06.10.2024 - 02:01 | Son Güncellenme:
SEYHAN AKINCI - Geçtiğimiz günlerde tüm dünyayla aynı anda ülkemizde Can Yayınları tarafından yayımlanan ve Begüm Kovulmaz’ın çevirisiyle dilimize kazandırılan “İntermezzo”nun yazarı Sally Rooney, o münazara şampiyonu, istese de bu tartışmayı kazanamayacak; o artık bir fenomen. Dublin’de yaşayan 33 yaşındaki yazar, 2017’de “Arkadaşlarla Sohbetler”, 2018’de “Normal İnsanlar” ve 2021’de “Güzel Dünya Neredesin?”i yayımladı. Aldığı sayısız ödülün içerisinde kahramanlık yok ama üç yıl sonra yayımladığı yeni romanı “İntermezzo”nun yarattığı etkiye bakılırsa o, gençlerin özellikle genç kadınların kahramanı.

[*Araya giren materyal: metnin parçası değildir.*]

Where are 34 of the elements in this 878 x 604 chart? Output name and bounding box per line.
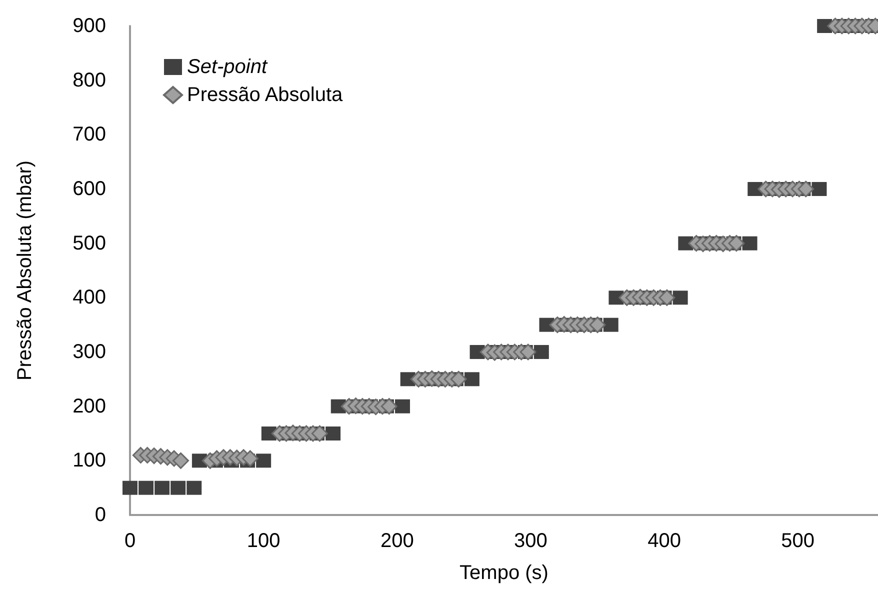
y-tick-label: 700	[72, 124, 106, 146]
point	[326, 426, 341, 440]
point	[672, 290, 688, 305]
y-tick-label: 300	[72, 341, 106, 363]
point	[603, 318, 618, 332]
legend-label: Set-point	[187, 56, 268, 78]
point	[256, 454, 272, 468]
x-tick-label: 200	[380, 530, 414, 552]
point	[186, 480, 202, 495]
y-tick-label: 600	[72, 178, 106, 200]
point	[138, 480, 154, 495]
y-axis-title: Pressão Absoluta (mbar)	[14, 160, 36, 381]
y-tick-label: 100	[72, 450, 106, 472]
x-tick-label: 100	[246, 530, 280, 552]
y-tick-label: 800	[72, 69, 106, 92]
point	[170, 480, 186, 495]
y-tick-label: 400	[72, 286, 106, 309]
point	[812, 182, 827, 196]
x-tick-label: 500	[781, 530, 815, 552]
point	[464, 372, 480, 386]
x-tick-label: 0	[124, 530, 136, 552]
y-tick-label: 900	[72, 15, 106, 37]
point	[122, 480, 138, 495]
y-tick-label: 0	[94, 504, 106, 526]
y-tick-label: 500	[72, 232, 106, 254]
x-tick-label: 300	[514, 530, 548, 552]
point	[154, 480, 170, 495]
point	[742, 236, 758, 250]
point	[534, 345, 549, 359]
x-axis-title: Tempo (s)	[460, 562, 548, 584]
y-tick-label: 200	[72, 395, 106, 418]
x-tick-label: 400	[648, 530, 681, 552]
point	[394, 399, 410, 414]
legend-label: Pressão Absoluta	[187, 84, 344, 106]
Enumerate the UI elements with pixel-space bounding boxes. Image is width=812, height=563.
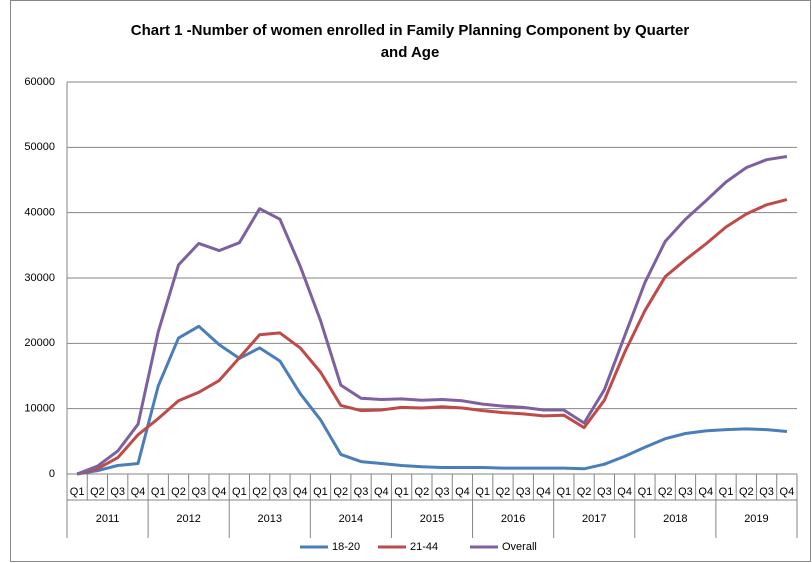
x-group-label: 2019	[744, 513, 768, 525]
x-tick-label: Q1	[70, 486, 85, 498]
x-tick-label: Q3	[678, 486, 693, 498]
x-tick-label: Q3	[516, 486, 531, 498]
series-line	[76, 198, 788, 476]
x-tick-label: Q3	[110, 486, 125, 498]
x-tick-label: Q4	[536, 486, 551, 498]
x-group-label: 2014	[339, 513, 363, 525]
x-tick-label: Q1	[394, 486, 409, 498]
x-tick-label: Q1	[151, 486, 166, 498]
y-tick-label: 0	[49, 468, 55, 480]
series-line	[76, 155, 788, 476]
x-tick-label: Q4	[212, 486, 227, 498]
y-tick-label: 60000	[24, 76, 55, 88]
x-tick-label: Q1	[638, 486, 653, 498]
x-tick-label: Q2	[90, 486, 105, 498]
x-tick-label: Q4	[455, 486, 470, 498]
x-tick-label: Q3	[273, 486, 288, 498]
x-group-label: 2017	[582, 513, 606, 525]
x-tick-label: Q3	[354, 486, 369, 498]
y-tick-label: 50000	[24, 141, 55, 153]
x-tick-label: Q4	[374, 486, 389, 498]
y-tick-label: 20000	[24, 337, 55, 349]
x-tick-label: Q4	[780, 486, 795, 498]
x-tick-label: Q1	[556, 486, 571, 498]
x-tick-label: Q2	[333, 486, 348, 498]
x-tick-label: Q2	[739, 486, 754, 498]
x-tick-label: Q3	[435, 486, 450, 498]
x-tick-label: Q2	[496, 486, 511, 498]
x-tick-label: Q4	[698, 486, 713, 498]
legend-label: Overall	[502, 541, 537, 553]
x-tick-label: Q3	[759, 486, 774, 498]
x-tick-label: Q2	[577, 486, 592, 498]
series-line	[76, 324, 788, 476]
x-group-label: 2018	[663, 513, 687, 525]
y-tick-label: 30000	[24, 272, 55, 284]
chart-title: Chart 1 -Number of women enrolled in Fam…	[131, 22, 690, 39]
x-group-label: 2011	[96, 513, 120, 525]
x-tick-label: Q3	[191, 486, 206, 498]
y-tick-label: 10000	[24, 403, 55, 415]
x-tick-label: Q1	[313, 486, 328, 498]
legend-label: 21-44	[410, 541, 438, 553]
x-tick-label: Q2	[415, 486, 430, 498]
x-group-label: 2016	[501, 513, 525, 525]
legend-label: 18-20	[332, 541, 360, 553]
x-group-label: 2013	[258, 513, 282, 525]
x-tick-label: Q1	[475, 486, 490, 498]
chart-title: and Age	[381, 44, 440, 61]
x-tick-label: Q4	[293, 486, 308, 498]
x-tick-label: Q4	[617, 486, 632, 498]
chart-border	[10, 0, 811, 562]
x-tick-label: Q2	[171, 486, 186, 498]
x-tick-label: Q3	[597, 486, 612, 498]
y-tick-label: 40000	[24, 207, 55, 219]
x-tick-label: Q2	[658, 486, 673, 498]
x-tick-label: Q1	[232, 486, 247, 498]
x-group-label: 2012	[176, 513, 200, 525]
x-tick-label: Q2	[252, 486, 267, 498]
x-tick-label: Q4	[131, 486, 146, 498]
x-group-label: 2015	[420, 513, 444, 525]
x-tick-label: Q1	[719, 486, 734, 498]
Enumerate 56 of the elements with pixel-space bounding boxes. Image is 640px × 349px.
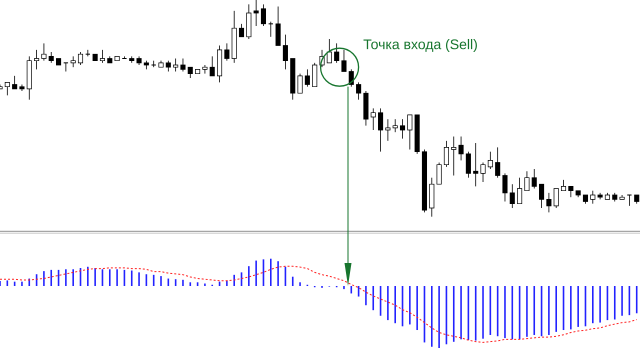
candlestick (12, 75, 18, 90)
candlestick (407, 114, 412, 150)
candlestick (254, 0, 259, 26)
candlestick (385, 118, 390, 142)
candlestick (429, 177, 434, 218)
candlestick (356, 82, 362, 100)
candlestick (458, 136, 464, 161)
candlestick (502, 172, 508, 202)
candlestick (188, 66, 193, 78)
candlestick (63, 62, 69, 72)
candlestick (304, 68, 310, 88)
candlestick (466, 151, 471, 178)
candlestick (282, 34, 288, 70)
candlestick (238, 23, 244, 38)
candlestick (276, 6, 281, 46)
candlestick (400, 118, 406, 140)
candlestick (78, 52, 84, 66)
candlestick (546, 192, 552, 213)
candlestick (100, 49, 106, 64)
candlestick (539, 184, 544, 208)
candlestick (444, 140, 449, 168)
candlestick (326, 38, 332, 64)
candlestick (34, 49, 40, 70)
candlestick (517, 177, 522, 204)
candlestick (334, 42, 340, 64)
candlestick (378, 108, 384, 152)
candlestick (48, 52, 54, 64)
candlestick (436, 162, 442, 185)
candlestick (495, 146, 500, 178)
candlestick (554, 188, 559, 208)
annotation: Точка входа (Sell) (364, 38, 477, 52)
candlestick (298, 73, 303, 94)
candlestick (626, 194, 632, 206)
candlestick (180, 58, 186, 72)
candlestick (568, 186, 574, 198)
candlestick (341, 49, 347, 72)
candlestick (173, 58, 178, 72)
candlestick (224, 42, 230, 62)
candlestick (260, 4, 266, 26)
candlestick (510, 184, 515, 208)
candlestick (488, 151, 493, 170)
candlestick (348, 68, 354, 88)
candlestick (268, 21, 274, 38)
candlestick (560, 179, 566, 192)
candlestick (590, 190, 596, 204)
candlestick (451, 136, 456, 176)
candlestick (4, 82, 10, 96)
candlestick (532, 168, 537, 189)
candlestick (210, 56, 215, 76)
candlestick (312, 62, 318, 88)
candlestick (370, 108, 376, 130)
candlestick (166, 60, 171, 72)
candlestick (246, 4, 252, 40)
candlestick (480, 162, 486, 182)
candlestick (41, 42, 46, 62)
candlestick (524, 170, 530, 192)
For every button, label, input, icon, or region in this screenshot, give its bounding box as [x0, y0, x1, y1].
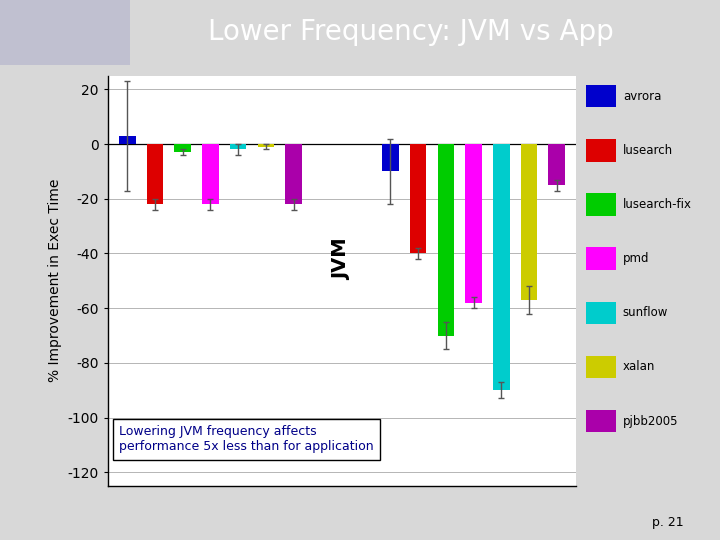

Gazze hakkında konuşmayı sürdürüyor
Hem nasıl olmasın ki! “Yenilik ve büyümeye yönelik büyük bir kültürel saplantı var. Her şeyin sürekli büyümesi gerekiyor. Büyüyün, daha fazla satın ve farklı olun; yenilik, yeniden icat. Bunu pek ilginç bulmuyorum,” diye yazan birinden kim daha iyi anlayabilir bugünün gençlerini. Üstelik, “İrlanda’da veya başka yerlerde benim yaşımdaki ve daha genç insanlar hakkında genel açıklamalarda bulunmaya yetkili olduğumu hissetmiyorum,” diyecek kadar da akıl vermekten uzak.
Marksist kimliğinin altını kalınca çizen biri Sally Rooney, apolitiklikse onluk bir şey değil. Romanlarındaki karakterleri Filistin eylemlerine görürüz mesela. “İntermezzo”nun tanıtımı için Londra’da konuştuğunda onun için söz asla kitabı üzerine yaşanan çılgınlık değildi: “Bir soykırıma tanık olduğumuz sonucuna varmaktan kaçınmak zor. İsrail’de, Lübnan’da, Filistin’de veya herhangi bir yerde herhangi bir sivilin vahşice öldürülmesi korkunç bir trajedi ve rezalet.” Rooney, bu yıl Irish Times için “Gazze’de öldürme, İrlanda’nın Beyaz Saray’daki ‘iyi dostu’ tarafından destekleniyor” başlıklı bir köşe yazısı yazmış “Güzel Dünya Neredesin?”in çeviri haklarını şiddet yanlısı olduğu gerekçesiyle İsrailli bir yayıncıya vermeyi reddetmişti.
“Sıradan bir insanım”
“Kendimi ilgi çekici hissetmiyorum… Sıradan bir insanım ve okumak, film izlemek, TV izlemek gibi bir yazardan beklediğiniz her şeyi yapıyorum,” diyen Rooney’nin kütüphanesinde neler olduğunu anlamak için kahramanlarının ellerinde gördüğümüz kitaplara bakmak yeterli: “Komünist Manifesto”, “Bundan Sonrası Ateş” ve “Altın Defter” onlardan sadece birkaçı. Bütün bu Sally Rooney fırtınasında insanlar ikiye ayrılmış durumda; onun şimdiden klasikler arasına girdiğini düşünenler bir yanda abartıldığını düşünenler diğer yanda. Sally Rooney bir anlamda bizi sevilen, çok okunan ve kabul gören bir yazar olmak için ölmüş olmanız gerektiği sorunsalıyla yüzleştirdiği için de özel bir örnek. Çünkü her şeyin olduğu edebiyat dünyamızda şimdiki zamana rastlamak zor. Akıllı telefonlar, tabletler, metrolar, yapay zekâ ve bugüne dair her şey. Sanki yeterince edebi olmadıkları için metinlerden itinayla cımbızlanan her şey Rooney’nin metinlerinde tam karşımızda. Tıpkı ‘normal’ hayatımızda olduğu gibi. “İntermezzo”sunu kucaklamış kitapçılardan heyecanla çıkan Sally Rooney okurlarıyla yapılan kısa söyleşilerde de hep aynı şey çıkıyor karşımıza: “Kendimi görüyorum, arkadaşlarımı görüyorum,” vs. Evet, bambaşka bir dil yaratmış değil, henüz! Evet, bambaşka bir formda yazmıyor. Evet, şu sıkılan ve sevişirken bir anda ekonomik krizden barınma sorununa uzanan sohbetler eden genç insanlar yeterince ilginç gelmeyebilir. Ama Sally Rooney edebiyatının gücü de bu, ‘normal’in içindeki derinliği bugünün sözcükleriyle ‘edebiyat yapma’dan aktarabilmesinde.